Says Nancy: “You don’t know Shamus, for there’s not a thing in the wide world he couldn’t do if he likes to; but he’s that lazy, that if you don’t break every bone in his body to make him do it, he won’t do it.”

“Is that so?” says Prince Connal.

“That’s so,” says Nancy. “So if you order Shamus to build you a castle an’ have it up in three weeks, or that you’ll take his life if he doesn’t, you’ll soon have a grand castle to live in,” says she.

“Well, if that’s so,” says Prince Connal, “I’ll not be long wanting a castle.”

So on the very next morning, over he steps to Shamus’s, calls Shamus out, and takes him with him to the place he had marked out for the site of his castle, and shows it to Shamus, and tells him he wants him to have a grand castle built and finished on that spot in three weeks’ time.

“But,” says Shamus, says he, “I never built a castle in my life. I know nothing about it, an’ I couldn’t have you a castle there in thirty- three years, let alone three weeks.”

“O!” says the prince, says he, “I’m toul’ there’s no man in Ireland can build a castle better nor faster than you, if you only like to; and if you haven’t that castle built on that ground in three weeks,” says he, “I’ll have your life.

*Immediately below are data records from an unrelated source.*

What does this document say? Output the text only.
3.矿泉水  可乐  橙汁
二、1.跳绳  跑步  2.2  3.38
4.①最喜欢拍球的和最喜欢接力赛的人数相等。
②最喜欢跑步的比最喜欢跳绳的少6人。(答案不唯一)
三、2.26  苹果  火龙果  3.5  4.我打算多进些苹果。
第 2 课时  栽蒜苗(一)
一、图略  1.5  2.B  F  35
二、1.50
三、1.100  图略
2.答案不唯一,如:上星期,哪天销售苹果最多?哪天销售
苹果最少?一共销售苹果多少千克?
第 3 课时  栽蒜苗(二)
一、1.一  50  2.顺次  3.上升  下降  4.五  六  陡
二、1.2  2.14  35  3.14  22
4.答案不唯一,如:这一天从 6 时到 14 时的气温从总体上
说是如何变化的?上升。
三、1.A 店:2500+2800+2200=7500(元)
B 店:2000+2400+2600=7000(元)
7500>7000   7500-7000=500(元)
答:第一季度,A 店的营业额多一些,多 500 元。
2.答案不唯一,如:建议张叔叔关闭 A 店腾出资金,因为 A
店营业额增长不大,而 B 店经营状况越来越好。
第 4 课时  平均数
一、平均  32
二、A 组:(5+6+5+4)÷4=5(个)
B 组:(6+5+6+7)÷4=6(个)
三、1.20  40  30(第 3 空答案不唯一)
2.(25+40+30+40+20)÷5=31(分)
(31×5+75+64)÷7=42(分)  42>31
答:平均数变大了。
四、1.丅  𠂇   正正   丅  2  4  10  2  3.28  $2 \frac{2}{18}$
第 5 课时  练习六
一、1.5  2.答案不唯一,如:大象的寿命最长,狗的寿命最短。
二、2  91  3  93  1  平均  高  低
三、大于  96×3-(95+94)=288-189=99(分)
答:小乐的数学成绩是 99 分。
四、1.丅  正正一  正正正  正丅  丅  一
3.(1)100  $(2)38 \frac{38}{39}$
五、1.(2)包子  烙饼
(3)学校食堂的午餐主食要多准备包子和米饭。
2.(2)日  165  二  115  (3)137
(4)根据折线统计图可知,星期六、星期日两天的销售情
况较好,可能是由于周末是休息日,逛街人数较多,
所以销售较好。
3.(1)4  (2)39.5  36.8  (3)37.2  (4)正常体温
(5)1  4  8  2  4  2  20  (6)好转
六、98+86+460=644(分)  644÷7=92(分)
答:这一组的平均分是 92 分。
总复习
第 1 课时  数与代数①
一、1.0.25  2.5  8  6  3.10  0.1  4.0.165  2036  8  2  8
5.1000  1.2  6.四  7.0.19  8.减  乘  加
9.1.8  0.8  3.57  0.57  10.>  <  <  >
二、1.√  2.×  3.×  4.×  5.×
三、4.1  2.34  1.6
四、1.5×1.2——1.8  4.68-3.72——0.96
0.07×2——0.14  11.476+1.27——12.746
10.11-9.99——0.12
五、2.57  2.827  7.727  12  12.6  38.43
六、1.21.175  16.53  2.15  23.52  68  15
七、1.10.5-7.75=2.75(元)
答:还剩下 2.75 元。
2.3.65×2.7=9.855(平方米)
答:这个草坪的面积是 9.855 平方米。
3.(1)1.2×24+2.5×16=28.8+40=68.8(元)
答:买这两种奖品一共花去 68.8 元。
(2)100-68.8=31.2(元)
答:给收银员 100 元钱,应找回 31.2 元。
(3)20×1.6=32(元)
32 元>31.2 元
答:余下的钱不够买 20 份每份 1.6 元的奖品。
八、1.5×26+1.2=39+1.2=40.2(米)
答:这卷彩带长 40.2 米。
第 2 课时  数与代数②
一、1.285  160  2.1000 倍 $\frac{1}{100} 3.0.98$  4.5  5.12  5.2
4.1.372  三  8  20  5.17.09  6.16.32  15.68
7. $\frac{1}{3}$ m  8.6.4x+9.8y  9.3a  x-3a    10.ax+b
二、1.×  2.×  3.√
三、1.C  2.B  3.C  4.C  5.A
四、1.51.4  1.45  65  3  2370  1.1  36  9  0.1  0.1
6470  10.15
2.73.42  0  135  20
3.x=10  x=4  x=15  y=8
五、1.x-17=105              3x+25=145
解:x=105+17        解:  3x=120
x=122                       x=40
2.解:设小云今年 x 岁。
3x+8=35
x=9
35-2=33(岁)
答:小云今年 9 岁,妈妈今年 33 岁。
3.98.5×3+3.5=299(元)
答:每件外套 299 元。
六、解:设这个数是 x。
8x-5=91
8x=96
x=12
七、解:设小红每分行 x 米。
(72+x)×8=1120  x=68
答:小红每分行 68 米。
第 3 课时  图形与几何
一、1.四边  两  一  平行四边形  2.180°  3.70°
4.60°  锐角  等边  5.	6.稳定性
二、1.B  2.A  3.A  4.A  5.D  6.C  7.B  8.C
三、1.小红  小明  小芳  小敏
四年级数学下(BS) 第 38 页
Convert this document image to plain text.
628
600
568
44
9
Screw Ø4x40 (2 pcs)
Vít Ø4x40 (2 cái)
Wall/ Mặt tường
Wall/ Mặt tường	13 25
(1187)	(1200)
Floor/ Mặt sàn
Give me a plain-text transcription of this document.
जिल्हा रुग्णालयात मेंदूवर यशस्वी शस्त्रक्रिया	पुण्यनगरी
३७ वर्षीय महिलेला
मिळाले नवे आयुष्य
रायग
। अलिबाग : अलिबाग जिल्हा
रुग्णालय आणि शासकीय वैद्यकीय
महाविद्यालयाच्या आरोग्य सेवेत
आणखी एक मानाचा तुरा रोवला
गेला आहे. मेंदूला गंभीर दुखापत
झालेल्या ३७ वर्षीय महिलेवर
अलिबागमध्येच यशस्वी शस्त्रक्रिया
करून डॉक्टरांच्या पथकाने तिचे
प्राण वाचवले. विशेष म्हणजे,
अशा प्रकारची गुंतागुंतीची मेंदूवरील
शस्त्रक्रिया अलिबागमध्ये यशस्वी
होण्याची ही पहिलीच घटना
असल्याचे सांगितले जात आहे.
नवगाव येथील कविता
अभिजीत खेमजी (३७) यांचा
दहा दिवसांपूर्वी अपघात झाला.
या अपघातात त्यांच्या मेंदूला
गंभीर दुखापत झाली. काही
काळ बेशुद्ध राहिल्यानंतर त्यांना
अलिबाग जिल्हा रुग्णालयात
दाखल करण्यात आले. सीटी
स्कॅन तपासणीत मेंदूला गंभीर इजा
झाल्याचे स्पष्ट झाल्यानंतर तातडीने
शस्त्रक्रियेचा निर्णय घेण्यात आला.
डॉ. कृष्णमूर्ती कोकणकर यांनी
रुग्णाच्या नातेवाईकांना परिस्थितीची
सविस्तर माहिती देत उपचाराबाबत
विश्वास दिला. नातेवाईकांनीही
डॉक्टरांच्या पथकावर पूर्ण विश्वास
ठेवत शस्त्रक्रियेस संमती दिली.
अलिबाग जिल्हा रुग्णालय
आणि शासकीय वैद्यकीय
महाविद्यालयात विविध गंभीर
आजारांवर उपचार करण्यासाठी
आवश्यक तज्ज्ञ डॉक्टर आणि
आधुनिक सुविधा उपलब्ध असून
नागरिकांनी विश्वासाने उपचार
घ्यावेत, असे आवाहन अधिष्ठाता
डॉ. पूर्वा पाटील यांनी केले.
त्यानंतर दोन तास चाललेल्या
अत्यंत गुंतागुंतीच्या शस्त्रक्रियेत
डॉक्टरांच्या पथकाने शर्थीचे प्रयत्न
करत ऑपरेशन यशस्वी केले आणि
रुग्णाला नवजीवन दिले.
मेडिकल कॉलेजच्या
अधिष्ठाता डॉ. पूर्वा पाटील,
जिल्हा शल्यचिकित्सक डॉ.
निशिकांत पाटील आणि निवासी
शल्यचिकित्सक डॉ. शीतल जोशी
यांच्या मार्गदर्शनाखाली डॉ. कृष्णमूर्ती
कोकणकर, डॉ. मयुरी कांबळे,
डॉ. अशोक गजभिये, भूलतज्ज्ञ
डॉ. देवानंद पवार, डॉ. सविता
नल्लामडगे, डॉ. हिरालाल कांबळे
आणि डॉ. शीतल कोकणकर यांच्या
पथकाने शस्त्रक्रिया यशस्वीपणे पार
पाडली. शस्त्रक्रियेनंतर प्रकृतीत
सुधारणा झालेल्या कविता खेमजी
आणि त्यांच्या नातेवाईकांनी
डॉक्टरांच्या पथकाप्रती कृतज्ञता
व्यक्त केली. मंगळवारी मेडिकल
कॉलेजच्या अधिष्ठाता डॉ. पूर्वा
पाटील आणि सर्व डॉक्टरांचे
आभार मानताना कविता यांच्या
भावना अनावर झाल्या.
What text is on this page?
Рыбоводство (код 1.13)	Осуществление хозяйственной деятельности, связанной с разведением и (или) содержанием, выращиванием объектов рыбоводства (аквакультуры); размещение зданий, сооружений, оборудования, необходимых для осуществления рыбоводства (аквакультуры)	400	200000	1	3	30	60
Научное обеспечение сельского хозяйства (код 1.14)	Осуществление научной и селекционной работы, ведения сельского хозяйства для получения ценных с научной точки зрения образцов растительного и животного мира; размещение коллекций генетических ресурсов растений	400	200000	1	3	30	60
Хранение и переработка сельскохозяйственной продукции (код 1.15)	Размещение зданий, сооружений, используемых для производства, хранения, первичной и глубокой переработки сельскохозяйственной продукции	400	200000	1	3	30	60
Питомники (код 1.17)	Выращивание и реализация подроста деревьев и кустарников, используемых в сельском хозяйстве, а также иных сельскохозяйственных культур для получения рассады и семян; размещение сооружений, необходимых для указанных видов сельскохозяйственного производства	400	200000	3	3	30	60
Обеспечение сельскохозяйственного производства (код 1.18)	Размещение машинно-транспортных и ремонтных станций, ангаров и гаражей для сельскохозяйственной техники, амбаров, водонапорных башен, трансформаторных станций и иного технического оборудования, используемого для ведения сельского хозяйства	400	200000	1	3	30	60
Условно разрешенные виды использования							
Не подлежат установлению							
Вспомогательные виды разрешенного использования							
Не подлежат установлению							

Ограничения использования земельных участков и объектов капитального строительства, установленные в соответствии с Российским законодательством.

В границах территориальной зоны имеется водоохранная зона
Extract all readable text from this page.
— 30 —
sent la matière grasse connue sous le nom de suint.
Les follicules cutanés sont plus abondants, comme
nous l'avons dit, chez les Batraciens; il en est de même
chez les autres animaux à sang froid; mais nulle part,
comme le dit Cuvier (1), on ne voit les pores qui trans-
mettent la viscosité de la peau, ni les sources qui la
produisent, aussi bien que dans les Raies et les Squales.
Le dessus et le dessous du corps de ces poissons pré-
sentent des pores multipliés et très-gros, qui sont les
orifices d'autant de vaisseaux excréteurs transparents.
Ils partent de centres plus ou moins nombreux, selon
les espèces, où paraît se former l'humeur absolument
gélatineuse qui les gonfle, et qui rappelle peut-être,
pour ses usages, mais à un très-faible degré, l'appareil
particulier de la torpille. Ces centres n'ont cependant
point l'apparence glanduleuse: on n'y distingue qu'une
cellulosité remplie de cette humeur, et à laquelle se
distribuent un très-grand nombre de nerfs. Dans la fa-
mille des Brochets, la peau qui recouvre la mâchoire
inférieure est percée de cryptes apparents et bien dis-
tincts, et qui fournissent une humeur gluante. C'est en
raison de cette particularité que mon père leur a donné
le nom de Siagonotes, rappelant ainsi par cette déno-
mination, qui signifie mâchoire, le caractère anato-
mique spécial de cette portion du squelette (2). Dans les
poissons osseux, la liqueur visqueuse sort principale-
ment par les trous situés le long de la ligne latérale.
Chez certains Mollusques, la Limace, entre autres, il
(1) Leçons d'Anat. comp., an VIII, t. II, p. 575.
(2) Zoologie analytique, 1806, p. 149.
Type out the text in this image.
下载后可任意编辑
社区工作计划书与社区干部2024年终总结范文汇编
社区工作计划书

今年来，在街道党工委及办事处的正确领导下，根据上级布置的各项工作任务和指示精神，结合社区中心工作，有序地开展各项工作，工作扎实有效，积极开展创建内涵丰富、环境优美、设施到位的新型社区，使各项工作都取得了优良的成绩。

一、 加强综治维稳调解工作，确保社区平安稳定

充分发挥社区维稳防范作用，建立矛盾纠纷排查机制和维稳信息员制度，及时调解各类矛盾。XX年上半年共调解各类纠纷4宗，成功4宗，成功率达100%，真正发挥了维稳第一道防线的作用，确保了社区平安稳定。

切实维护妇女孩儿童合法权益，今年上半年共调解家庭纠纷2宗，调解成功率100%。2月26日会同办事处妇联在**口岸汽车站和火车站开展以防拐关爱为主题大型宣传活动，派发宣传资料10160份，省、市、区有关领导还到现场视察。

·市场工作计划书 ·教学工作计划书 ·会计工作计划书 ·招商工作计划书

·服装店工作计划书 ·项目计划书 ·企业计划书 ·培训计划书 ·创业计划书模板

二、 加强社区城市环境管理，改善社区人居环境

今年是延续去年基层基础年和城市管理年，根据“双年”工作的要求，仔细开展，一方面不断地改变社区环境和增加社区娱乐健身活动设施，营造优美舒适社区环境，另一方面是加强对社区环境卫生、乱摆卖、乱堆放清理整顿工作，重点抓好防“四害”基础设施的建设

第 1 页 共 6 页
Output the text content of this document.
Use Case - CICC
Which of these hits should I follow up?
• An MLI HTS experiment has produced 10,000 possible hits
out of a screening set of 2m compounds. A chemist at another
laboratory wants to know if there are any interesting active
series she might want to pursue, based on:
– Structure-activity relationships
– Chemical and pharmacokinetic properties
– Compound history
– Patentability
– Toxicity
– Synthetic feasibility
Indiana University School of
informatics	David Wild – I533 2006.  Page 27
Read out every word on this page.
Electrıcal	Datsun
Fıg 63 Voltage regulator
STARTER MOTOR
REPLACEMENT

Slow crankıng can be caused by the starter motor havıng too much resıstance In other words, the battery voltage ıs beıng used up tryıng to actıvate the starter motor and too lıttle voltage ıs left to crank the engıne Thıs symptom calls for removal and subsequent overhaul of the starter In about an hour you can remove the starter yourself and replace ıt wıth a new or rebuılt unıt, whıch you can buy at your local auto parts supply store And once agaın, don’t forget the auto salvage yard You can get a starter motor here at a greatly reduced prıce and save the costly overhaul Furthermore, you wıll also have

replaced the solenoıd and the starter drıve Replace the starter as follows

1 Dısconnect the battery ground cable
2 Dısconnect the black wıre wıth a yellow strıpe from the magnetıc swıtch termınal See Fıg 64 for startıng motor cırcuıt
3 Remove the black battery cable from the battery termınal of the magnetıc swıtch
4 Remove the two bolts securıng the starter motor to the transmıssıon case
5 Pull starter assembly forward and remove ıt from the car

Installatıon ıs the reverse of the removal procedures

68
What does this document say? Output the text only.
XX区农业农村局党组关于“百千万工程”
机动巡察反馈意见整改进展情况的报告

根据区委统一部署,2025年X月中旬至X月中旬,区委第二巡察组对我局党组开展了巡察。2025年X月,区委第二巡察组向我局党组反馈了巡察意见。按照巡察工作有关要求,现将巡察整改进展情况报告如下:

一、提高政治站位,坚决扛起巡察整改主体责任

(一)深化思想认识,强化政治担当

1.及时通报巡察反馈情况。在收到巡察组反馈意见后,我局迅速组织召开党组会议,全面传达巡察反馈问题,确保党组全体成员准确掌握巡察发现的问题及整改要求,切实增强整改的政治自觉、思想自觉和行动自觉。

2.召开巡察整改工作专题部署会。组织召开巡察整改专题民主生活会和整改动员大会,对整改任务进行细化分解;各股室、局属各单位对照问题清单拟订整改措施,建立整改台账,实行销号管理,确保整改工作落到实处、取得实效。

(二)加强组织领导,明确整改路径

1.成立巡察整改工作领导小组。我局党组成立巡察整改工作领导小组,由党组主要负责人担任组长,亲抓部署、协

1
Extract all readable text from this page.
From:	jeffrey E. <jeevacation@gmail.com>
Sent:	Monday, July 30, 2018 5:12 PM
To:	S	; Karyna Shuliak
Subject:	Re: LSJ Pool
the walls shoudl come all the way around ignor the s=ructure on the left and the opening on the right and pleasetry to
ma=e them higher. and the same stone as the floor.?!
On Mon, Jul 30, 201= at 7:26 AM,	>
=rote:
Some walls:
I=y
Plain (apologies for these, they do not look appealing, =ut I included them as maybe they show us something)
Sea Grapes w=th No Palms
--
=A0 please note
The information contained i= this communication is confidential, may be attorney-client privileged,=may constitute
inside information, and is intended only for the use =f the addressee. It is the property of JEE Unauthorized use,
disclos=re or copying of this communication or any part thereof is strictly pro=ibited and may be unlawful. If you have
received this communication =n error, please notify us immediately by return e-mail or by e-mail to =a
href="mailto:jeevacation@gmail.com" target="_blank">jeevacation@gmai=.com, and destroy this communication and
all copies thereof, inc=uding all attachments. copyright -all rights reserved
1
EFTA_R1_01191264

So now choose for yourself.” And he walked away, and left Shamus standing there.

When Shamus heard this, he was a down-hearted man, for he knew that Prince Connal was a man of his word and would not stop at taking any man’s life any more than he would from putting the breath out of a beetle. So down he sits and begins to cry; and while Shamus was crying there, up to him comes a Wee Red Man, and says to Shamus: “What are you crying about?”

“Ah, my poor man,” says Shamus, says he, “don’t be asking me, for there’s no use in telling you, you could do nothing to help me.”

“You don’t know that,” says the Wee Red Man, says he. “It’s no harm to tell me anyhow.”

So Shamus, to relieve his mind, ups and tells the Wee Red Man what Prince Connal had threatened to do to him if he had not a grand castle finished on that spot in three weeks.

Says the little man, says he: “Go to the Fairies’ Glen at moonrise the night, and under the rockin’ stone at the head of the glen you’ll find a white rod. Take that rod with you, and mark out the plan of the castle on this ground with it; then go back and leave the rod where you got it, and by the time you get back again your castle will be finished.”